We are moving from one age into another and part of the reform that is going on in the financial services sector will hit every area of our economy including newspaper publishing. But everybody must get ready for the reform.

For example, if the law of foreclosure is passed today by the National Assembly to allow for prompt recall of property on default, then you will see the land between Lagos and Ibadan filled up with estates within a year because capital will be unleashed into property development which will also engender job creation and then it means that people will have access to housing loan at very low interest or even various contributions because you know that if you pump up the price, there is a law that empowers the person that is giving you that mortgage to collect the house.

What that means in totality is that you have people that will be more productive because they know that their comfort is tied to their productivity. They won't joke with their job. They wont make excuses; so society provides all these things to make people work and earn their pay and that's what happens in the western society. The mortgage and credit line access has established a life style of and hardwork, high productivity that when you lose your job, it is going to hurt because you will lose your credit.

Do you think we are ready for it?
We are on the way. There are a couple of things that has happened in the world in the last twenty years that has made the world a flat world; it is just coming, it is inevitable. What is happening in America is happening in London; it is the same thing, the financial system is flat; people will be shocked. A lot money is coming and going out, we are the same; so we cant hide from it; whether we like it or not, what happened in England, what happened in America will affect us exactly.

If anything happens in Niger Delta tomorrow, America and Britain will feel it because workers are striking, so what are we talking about? It is a global world, the earlier the better if we realise this, so it is better get ready for it. Abundant life is coming but it requires discipline, focus and it is only going to be for the survival of the fittest.

Do you think the economic managers are handling the economy well?
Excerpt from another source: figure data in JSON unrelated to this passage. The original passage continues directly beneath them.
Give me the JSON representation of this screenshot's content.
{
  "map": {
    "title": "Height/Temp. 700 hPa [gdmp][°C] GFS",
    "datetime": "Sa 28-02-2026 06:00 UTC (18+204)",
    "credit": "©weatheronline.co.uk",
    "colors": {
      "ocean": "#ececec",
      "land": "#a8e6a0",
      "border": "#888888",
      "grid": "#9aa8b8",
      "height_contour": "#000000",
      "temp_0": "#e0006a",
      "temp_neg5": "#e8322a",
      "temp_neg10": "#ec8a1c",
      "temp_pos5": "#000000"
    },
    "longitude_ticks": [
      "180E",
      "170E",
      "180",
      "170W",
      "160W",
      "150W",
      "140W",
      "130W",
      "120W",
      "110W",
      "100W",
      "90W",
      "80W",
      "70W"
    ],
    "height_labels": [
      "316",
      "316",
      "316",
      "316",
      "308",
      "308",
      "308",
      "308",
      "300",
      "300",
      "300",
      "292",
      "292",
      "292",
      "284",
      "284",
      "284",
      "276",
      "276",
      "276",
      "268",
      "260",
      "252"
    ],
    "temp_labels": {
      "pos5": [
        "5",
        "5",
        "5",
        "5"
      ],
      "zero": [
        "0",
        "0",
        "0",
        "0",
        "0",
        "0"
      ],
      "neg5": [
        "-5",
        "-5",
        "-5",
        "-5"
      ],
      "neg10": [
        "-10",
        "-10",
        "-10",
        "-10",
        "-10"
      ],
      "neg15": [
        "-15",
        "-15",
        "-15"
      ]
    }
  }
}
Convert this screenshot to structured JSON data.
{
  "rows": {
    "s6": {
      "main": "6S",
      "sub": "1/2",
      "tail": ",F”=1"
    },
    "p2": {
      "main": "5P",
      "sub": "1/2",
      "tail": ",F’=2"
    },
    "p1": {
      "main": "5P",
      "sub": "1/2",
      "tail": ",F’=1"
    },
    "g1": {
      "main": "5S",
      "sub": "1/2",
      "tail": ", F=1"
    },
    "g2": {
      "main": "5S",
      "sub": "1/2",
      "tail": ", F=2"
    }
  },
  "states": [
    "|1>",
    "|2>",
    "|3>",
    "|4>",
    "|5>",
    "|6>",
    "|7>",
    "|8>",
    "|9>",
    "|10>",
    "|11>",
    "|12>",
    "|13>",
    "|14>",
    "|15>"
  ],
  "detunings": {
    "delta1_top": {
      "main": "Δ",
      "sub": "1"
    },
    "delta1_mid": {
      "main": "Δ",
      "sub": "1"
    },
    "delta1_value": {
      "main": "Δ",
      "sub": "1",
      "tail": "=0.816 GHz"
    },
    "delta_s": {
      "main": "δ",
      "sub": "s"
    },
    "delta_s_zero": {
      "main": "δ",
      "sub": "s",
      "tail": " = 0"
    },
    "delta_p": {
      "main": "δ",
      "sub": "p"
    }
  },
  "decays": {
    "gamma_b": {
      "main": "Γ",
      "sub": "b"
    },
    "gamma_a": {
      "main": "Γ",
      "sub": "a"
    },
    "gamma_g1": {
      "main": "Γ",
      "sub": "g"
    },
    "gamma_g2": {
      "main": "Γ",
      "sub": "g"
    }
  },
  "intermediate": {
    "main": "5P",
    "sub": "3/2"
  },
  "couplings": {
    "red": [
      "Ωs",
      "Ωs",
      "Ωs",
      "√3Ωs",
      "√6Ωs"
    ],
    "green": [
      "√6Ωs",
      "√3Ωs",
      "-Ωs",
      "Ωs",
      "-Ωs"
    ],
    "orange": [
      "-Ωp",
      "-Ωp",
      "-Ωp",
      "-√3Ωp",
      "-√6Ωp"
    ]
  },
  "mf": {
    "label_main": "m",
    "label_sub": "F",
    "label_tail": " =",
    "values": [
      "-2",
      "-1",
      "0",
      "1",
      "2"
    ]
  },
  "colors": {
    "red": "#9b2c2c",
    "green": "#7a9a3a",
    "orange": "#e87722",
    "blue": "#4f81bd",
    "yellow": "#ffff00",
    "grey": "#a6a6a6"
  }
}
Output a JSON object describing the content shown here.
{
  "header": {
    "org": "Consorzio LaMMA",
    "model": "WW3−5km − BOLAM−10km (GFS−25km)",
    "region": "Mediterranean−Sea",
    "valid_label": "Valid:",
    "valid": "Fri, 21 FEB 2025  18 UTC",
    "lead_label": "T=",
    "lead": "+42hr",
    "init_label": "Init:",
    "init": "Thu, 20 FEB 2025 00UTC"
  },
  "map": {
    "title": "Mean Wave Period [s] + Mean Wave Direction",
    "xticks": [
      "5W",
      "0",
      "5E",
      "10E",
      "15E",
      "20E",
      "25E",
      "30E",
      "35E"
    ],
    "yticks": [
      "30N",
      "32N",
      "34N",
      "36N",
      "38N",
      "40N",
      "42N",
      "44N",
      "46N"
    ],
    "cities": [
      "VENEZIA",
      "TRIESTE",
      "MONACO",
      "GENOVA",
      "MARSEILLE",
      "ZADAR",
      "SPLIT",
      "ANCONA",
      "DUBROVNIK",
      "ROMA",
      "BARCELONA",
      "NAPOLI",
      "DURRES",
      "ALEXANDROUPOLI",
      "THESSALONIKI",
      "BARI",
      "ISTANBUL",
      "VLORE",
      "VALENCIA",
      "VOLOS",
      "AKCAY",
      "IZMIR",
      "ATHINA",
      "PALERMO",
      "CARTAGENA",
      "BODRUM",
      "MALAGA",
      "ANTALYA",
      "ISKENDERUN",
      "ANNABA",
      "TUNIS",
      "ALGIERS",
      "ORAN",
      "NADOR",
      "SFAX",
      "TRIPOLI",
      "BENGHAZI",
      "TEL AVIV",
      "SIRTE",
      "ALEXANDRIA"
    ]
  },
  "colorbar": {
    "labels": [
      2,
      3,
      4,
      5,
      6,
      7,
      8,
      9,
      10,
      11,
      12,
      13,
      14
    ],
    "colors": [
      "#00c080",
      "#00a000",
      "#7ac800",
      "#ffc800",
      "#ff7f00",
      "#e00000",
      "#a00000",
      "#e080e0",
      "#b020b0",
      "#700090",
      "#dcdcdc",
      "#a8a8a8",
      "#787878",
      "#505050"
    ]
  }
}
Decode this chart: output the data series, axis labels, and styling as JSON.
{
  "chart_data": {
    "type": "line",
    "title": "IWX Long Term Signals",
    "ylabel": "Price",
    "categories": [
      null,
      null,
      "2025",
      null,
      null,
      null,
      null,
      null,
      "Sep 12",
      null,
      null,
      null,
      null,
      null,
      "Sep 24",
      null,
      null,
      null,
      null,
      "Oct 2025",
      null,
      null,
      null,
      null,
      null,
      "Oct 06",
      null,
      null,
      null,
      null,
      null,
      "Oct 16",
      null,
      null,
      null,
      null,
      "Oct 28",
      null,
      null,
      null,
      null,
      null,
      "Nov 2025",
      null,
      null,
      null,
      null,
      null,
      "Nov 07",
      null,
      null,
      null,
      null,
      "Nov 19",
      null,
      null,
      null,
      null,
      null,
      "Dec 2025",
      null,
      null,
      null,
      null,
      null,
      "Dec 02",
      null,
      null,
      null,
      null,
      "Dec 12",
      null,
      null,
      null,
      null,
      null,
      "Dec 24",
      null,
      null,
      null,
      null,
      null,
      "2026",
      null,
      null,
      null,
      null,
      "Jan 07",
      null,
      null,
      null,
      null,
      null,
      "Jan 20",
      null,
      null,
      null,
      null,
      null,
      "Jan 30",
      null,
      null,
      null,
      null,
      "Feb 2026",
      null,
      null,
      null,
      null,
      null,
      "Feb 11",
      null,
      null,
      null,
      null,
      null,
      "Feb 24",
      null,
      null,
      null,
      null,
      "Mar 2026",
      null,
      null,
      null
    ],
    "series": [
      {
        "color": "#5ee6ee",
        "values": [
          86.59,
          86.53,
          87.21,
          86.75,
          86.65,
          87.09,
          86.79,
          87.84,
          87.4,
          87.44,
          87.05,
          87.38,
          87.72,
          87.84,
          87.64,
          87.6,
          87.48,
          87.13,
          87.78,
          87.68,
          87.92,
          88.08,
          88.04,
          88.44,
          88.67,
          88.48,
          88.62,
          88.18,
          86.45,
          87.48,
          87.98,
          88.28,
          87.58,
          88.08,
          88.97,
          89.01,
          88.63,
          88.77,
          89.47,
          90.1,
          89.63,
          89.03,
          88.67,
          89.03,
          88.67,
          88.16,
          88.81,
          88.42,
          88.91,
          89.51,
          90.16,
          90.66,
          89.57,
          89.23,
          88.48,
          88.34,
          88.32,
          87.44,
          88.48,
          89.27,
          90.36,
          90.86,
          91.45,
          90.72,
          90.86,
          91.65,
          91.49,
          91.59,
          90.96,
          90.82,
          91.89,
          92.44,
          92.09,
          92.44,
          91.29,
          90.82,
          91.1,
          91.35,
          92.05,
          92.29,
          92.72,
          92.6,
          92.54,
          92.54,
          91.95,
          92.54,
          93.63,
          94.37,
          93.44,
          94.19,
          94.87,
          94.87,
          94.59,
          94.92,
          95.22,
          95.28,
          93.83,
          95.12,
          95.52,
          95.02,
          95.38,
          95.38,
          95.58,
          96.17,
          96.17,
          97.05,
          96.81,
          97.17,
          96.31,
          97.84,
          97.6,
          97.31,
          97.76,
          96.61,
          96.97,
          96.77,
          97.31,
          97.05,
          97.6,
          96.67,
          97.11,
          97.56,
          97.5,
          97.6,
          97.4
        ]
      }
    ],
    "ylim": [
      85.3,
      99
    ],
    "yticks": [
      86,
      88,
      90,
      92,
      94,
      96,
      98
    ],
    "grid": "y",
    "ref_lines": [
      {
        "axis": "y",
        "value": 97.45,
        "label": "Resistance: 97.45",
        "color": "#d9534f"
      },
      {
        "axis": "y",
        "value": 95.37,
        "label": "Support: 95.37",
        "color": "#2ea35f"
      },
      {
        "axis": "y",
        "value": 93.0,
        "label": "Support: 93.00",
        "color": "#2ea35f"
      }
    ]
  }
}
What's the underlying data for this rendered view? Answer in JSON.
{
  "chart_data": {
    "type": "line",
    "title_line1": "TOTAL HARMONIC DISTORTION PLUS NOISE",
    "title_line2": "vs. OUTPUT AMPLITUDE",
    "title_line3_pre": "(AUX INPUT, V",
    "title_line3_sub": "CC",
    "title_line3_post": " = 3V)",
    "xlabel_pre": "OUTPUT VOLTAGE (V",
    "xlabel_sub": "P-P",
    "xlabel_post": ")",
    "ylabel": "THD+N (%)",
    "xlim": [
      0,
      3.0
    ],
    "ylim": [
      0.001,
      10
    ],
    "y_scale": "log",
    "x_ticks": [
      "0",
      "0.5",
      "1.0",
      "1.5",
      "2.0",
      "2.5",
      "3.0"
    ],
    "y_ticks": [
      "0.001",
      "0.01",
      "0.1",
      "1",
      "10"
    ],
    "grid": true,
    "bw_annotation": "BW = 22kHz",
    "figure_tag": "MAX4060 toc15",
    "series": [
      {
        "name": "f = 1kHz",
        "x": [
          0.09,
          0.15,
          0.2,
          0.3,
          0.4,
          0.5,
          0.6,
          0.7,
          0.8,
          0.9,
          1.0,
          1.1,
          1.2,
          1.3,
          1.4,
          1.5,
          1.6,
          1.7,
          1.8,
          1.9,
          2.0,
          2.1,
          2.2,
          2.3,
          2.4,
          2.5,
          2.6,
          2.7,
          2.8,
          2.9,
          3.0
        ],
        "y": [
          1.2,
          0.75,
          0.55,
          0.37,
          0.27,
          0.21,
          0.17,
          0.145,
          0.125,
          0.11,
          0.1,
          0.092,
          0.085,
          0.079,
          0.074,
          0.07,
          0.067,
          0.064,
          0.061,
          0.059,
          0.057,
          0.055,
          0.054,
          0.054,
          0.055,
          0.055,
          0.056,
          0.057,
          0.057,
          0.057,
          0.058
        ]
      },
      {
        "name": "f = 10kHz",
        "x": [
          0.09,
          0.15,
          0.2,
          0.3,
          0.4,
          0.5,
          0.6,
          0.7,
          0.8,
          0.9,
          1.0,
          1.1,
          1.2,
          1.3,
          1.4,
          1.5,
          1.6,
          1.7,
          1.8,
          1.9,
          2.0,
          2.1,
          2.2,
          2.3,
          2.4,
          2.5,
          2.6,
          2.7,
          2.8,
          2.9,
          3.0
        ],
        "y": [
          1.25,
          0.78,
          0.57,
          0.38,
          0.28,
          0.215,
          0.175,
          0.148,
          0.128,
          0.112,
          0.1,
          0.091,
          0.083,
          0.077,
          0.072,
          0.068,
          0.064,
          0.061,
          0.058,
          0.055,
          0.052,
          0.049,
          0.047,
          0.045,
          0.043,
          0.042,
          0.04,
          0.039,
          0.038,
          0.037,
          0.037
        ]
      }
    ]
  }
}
Let me tell you this truth; why will there be economic crisis in America or Britain where supposedly you have the best economic managers. It is beyond economic management. It is an evolution thing. Every society, the world economic structure is talking of boom and burst. What happens is that whenever there is a boom, we forgot that there was a burst before and another one is coming. It is just human nature.

When you are broke, you shape up. When money comes you forget quickly that you were broke sometime. The lesson we need to learn is that we need to save in terms of boom. We need to remain frugal; we need to live a life of discipline. A lot that has happened in the western world is unfortunate because they have gone through it before and you can see the speed with which they rectified it because they can learn from past experience.

So we have never had a burst before. We don't even accept we had a burst; we quickly found a fire brigade approach and made it look like normal. For the first time we are being truthful to ourselves to accept the fact that things are not going right. So it is not a question of economic managers, it is a question of a system that moves from boom to burst and boom again.

What we need to understand is that whenever there is a boom, the country need to save and invest in critical sectors of the economy-education, infrastructure, power, health; those are the things that are essential to capacity development that will hold us firm in the days of crisis. You have to live a life whereby whether it is burst or boom, nobody will know your status, you are living a normal life, nothing changes, you live a consistent life. But when there is boom and you decide to eat with plenty hand, then you will eat with one finger when there is burst.